Плохо было то, что у моих японцев не было собак. Аркадий и Михаил Соседов, люди слишком опытные чтобы давать непродуманные советы, напрочь отмели мое желание оставить с Кобаяси–сан и Ямамото–сан двух моих собак — Белку и Байкала, — сильных, злобных лаек, незаменимых в тайге работяг, идущих одинаково хорошо на промыслового зверя и на птицу, — качество чрезвычайно ценимое в Сибири, как, впрочем, редкое. Главное же, по моему мнению, было то, что оба пса не боялись медведя, шли с ним на «контакт», обкладывали его по всем правилам, но пока не наступали критические обстоятельства — зубы в ход не пускали.
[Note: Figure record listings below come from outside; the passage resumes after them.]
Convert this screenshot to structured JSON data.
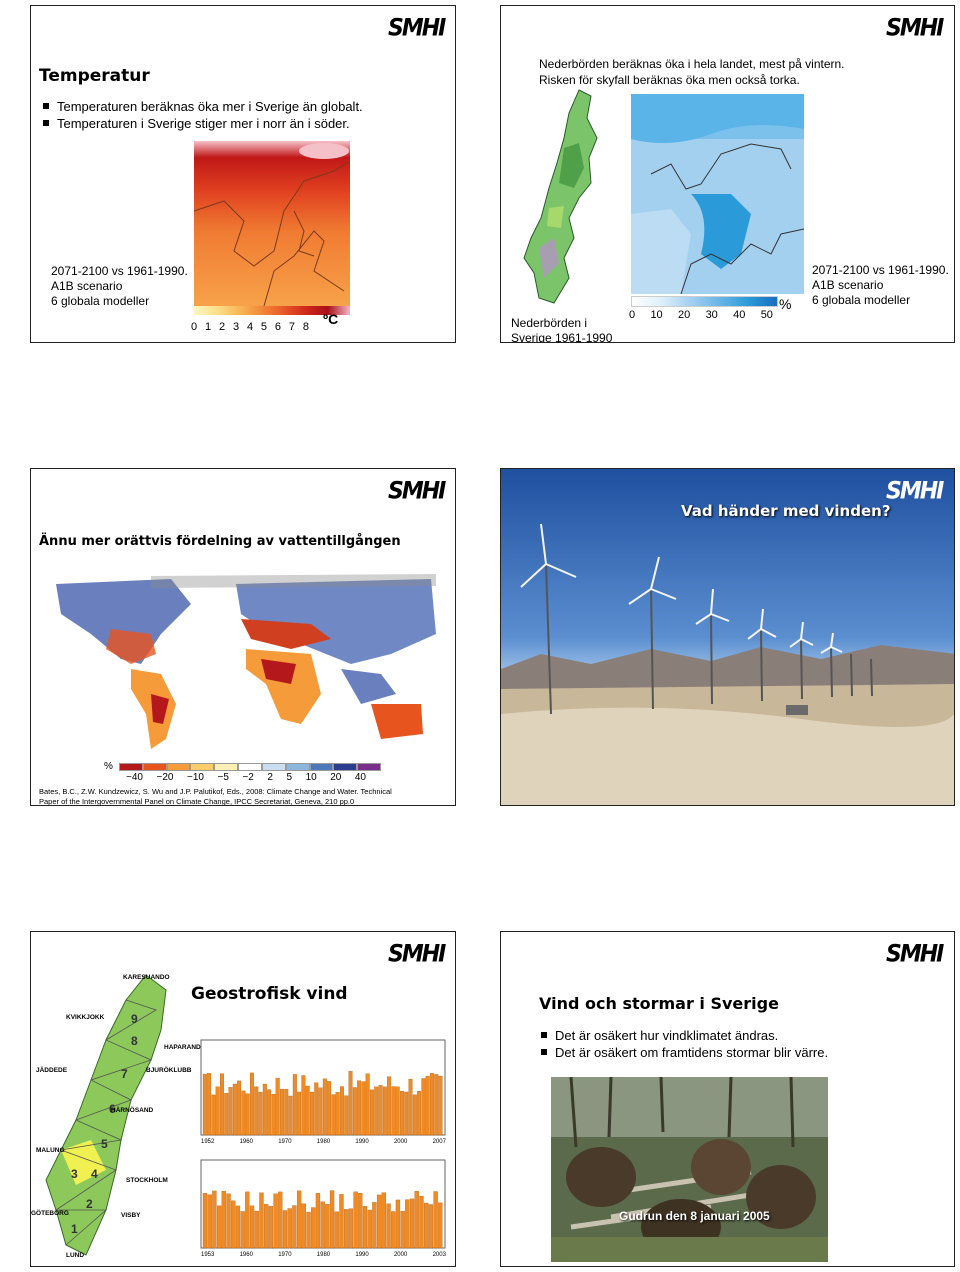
{
  "logo": "SMHI",
  "slide1": {
    "title": "Temperatur",
    "bullets": [
      "Temperaturen beräknas öka mer i Sverige än globalt.",
      "Temperaturen i Sverige stiger mer i norr än i söder."
    ],
    "caption": [
      "2071-2100 vs 1961-1990.",
      "A1B scenario",
      "6 globala modeller"
    ],
    "scale_ticks": [
      "0",
      "1",
      "2",
      "3",
      "4",
      "5",
      "6",
      "7",
      "8"
    ],
    "unit": "ºC"
  },
  "slide2": {
    "lines": [
      "Nederbörden beräknas öka i hela landet, mest på vintern.",
      "Risken för skyfall beräknas öka men också torka."
    ],
    "sweden_caption": [
      "Nederbörden i",
      "Sverige 1961-1990"
    ],
    "scale_ticks": [
      "0",
      "10",
      "20",
      "30",
      "40",
      "50"
    ],
    "unit": "%",
    "caption": [
      "2071-2100 vs 1961-1990.",
      "A1B scenario",
      "6 globala modeller"
    ]
  },
  "slide3": {
    "title": "Ännu mer orättvis fördelning av vattentillgången",
    "unit": "%",
    "scale_ticks": [
      "−40",
      "−20",
      "−10",
      "−5",
      "−2",
      "2",
      "5",
      "10",
      "20",
      "40"
    ],
    "scale_colors": [
      "#b5181b",
      "#e8541e",
      "#f59b3a",
      "#fbcd6a",
      "#fdf0b5",
      "#ffffff",
      "#c9def0",
      "#8db6dd",
      "#4a78b8",
      "#2a3d8f",
      "#7b2d8c"
    ],
    "citation_1": "Bates, B.C., Z.W. Kundzewicz, S. Wu and J.P. Palutikof, Eds., 2008: Climate Change and Water. Technical",
    "citation_2": "Paper of the Intergovernmental Panel on Climate Change, IPCC Secretariat, Geneva, 210 pp.0"
  },
  "slide4": {
    "title": "Vad händer med vinden?"
  },
  "slide5": {
    "title": "Geostrofisk vind",
    "stations": [
      "KARESUANDO",
      "KVIKKJOKK",
      "HAPARANDA",
      "JÄDDEDE",
      "BJURÖKLUBB",
      "HÄRNÖSAND",
      "MALUNG",
      "STOCKHOLM",
      "GÖTEBORG",
      "VISBY",
      "LUND"
    ],
    "regions": [
      "9",
      "8",
      "7",
      "6",
      "5",
      "4",
      "3",
      "2",
      "1"
    ],
    "chart_top_xticks": [
      "1952",
      "1960",
      "1970",
      "1980",
      "1990",
      "2000",
      "2007"
    ],
    "chart_bottom_xticks": [
      "1953",
      "1960",
      "1970",
      "1980",
      "1990",
      "2000",
      "2003"
    ]
  },
  "slide6": {
    "title": "Vind och stormar i Sverige",
    "bullets": [
      "Det är osäkert hur vindklimatet ändras.",
      "Det är osäkert om framtidens stormar blir värre."
    ],
    "photo_caption": "Gudrun den 8 januari 2005"
  }
}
Дело в том, что любая собака, всерьез пытающаяся схватить медведя зубами, обречена: зверь этот настолько быстр в своих реакциях и действиях, настолько проворен, что собака, хотя бы на мгновение «зацепившая» его, тотчас будет убита или смертельно ранена размозжившей ее лапой… Это какая–то дьявольщина, но сколько бы собак ни окружало «не занятого» их хозяином медведя, к каждой из них он всегда будет обращен страшнозубой мордой и вседостающими лапами с вилообразными когтями… Мой Усовский приятель Павлик Челноков, геолог и охотник, к полевому сезону, а точнее, к осени, отбирает ежегодно по пятнадцать–двадцать молодых лаек, понемногу притравливает их на пойманных и подросших медвежатах, которые всегда водятся в семьях геологов–полевиков. И, отобрав с десяток же самых надежных, проверенных, уходит в верховья Пита — в медвежье Царство Кряжа на любезную его сердцу охоту. И в первые же дни теряет почти всех собак, не успевавших даже сообразить, откуда и как их коснулась смерть. И только два–три пса, достаточно смелых чтобы рваться к медведю, но и благоразумно осмотрительных, никогда в него не вцеплявшихся, остаются жить и переходят в разряд «медвежатников». Другое дело, — если медведь сам «взял» охотника… Вот тогда и обнаруживается истинно верный друг, забывающий об опасности и бросающийся на помощь своему схваченному зверем хозяину! Этот друг — мгновенно звереющий пес — хватает, вгрызается занятому человеком медведю в пах под коротким хвостом… И если даже гибнет тотчас от удара вездесущей лапы зверя, все равно, виснет на нем… Боль от такого нападения собаки столь сильна, что медведь оставляет на время человека, пытаясь отодрать от самого чувствительного места, мертво вцепившегося в него пса… Для многих охотников эти мгновения оказывались спасительными…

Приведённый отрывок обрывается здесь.